Eine ähnliche Version des Clarity Act wurde im vergangenen Jahr im Repräsentantenhaus verabschiedet, und eine andere Version wurde in der Anhörung des Agrarausschusses des Senats zur Überarbeitung angenommen. Das Bankenausschuss stellt einen großen Schritt dar, der die Gesetzgebung an einen Punkt bringen würde, an dem die Gesetzgeber eine endgültige, kombinierte Version vorbereiten könnten, die anschließend einer Abstimmung im gesamten Senat unterzogen wird.
Der Lobbykampf um die Rendite von Stablecoins zwischen dem Kryptosektor und der Bankenbranche hatte den Fortschritt der Gesetzgebung eine Zeit lang gebremst. Doch dies ist nicht der einzige Knackpunkt. Die Branche muss weiterhin den endgültigen Ansatz zur Aufsicht des Bereichs der dezentralen Finanzen (DeFi) abwarten, der für die Demokraten ein Besorgnisgebiet bleibt, da sie sicherstellen wollen, dass Schutzmaßnahmen gegen illegale Finanzaktivitäten greifen. Zudem haben die Demokraten auf ein Verbot für hochrangige Regierungsbeamte bestanden, persönlich von der Kryptoindustrie zu profitieren — eine Regelung, die gezielt auf Präsident Donald Trump abzielt.

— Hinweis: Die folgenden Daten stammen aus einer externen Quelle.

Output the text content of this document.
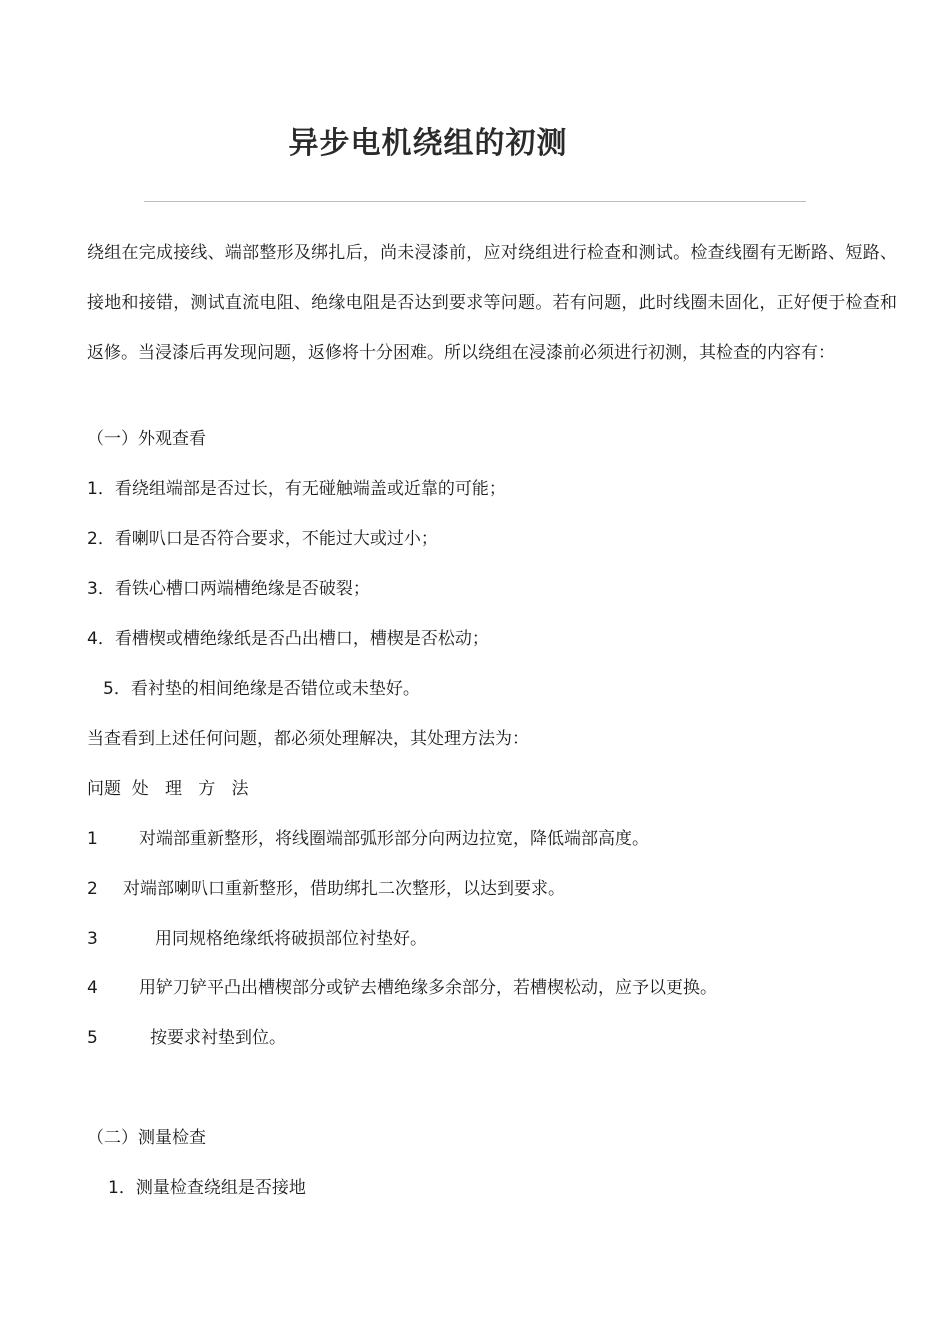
异步电机绕组的初测
绕组在完成接线、端部整形及绑扎后，尚未浸漆前，应对绕组进行检查和测试。检查线圈有无断路、短路、接地和接错，测试直流电阻、绝缘电阻是否达到要求等问题。若有问题，此时线圈未固化，正好便于检查和返修。当浸漆后再发现问题，返修将十分困难。所以绕组在浸漆前必须进行初测，其检查的内容有：
（一）外观查看
1．看绕组端部是否过长，有无碰触端盖或近靠的可能；
2．看喇叭口是否符合要求，不能过大或过小；
3．看铁心槽口两端槽绝缘是否破裂；
4．看槽楔或槽绝缘纸是否凸出槽口，槽楔是否松动；
5．看衬垫的相间绝缘是否错位或未垫好。
当查看到上述任何问题，都必须处理解决，其处理方法为：
问题  处   理   方   法
1 对端部重新整形，将线圈端部弧形部分向两边拉宽，降低端部高度。
2 对端部喇叭口重新整形，借助绑扎二次整形，以达到要求。
3	用同规格绝缘纸将破损部位衬垫好。
4 用铲刀铲平凸出槽楔部分或铲去槽绝缘多余部分，若槽楔松动，应予以更换。
5	按要求衬垫到位。
（二）测量检查
1．测量检查绕组是否接地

Obwohl die Branche im vergangenen Jahr einen bedeutenden Erfolg verzeichnete, als der Guiding and Establishing National Innovation for U.S. Stablecoins (GENIUS) Act zum ersten großen US-Gesetz wurde, das einen Teilsektor der Kryptoindustrie regelt, sollte dies als der weniger wichtige erste Schritt eines zweiteiligen politischen Ansatzes verstanden werden, der mit dem Clarity Act abschließt.
Die vollständige Integration von Krypto in das US-Finanzsystem wird die regulatorische Unsicherheit für Anleger beseitigen, die bisher zögerlich waren, sich in diesem Sektor zu engagieren. Insider im Bereich digitaler Vermögenswerte sind überzeugt, dass dies die Schleusen für institutionelle Investoren und Entwickler öffnen wird, die auf der Technologie aufbauen möchten.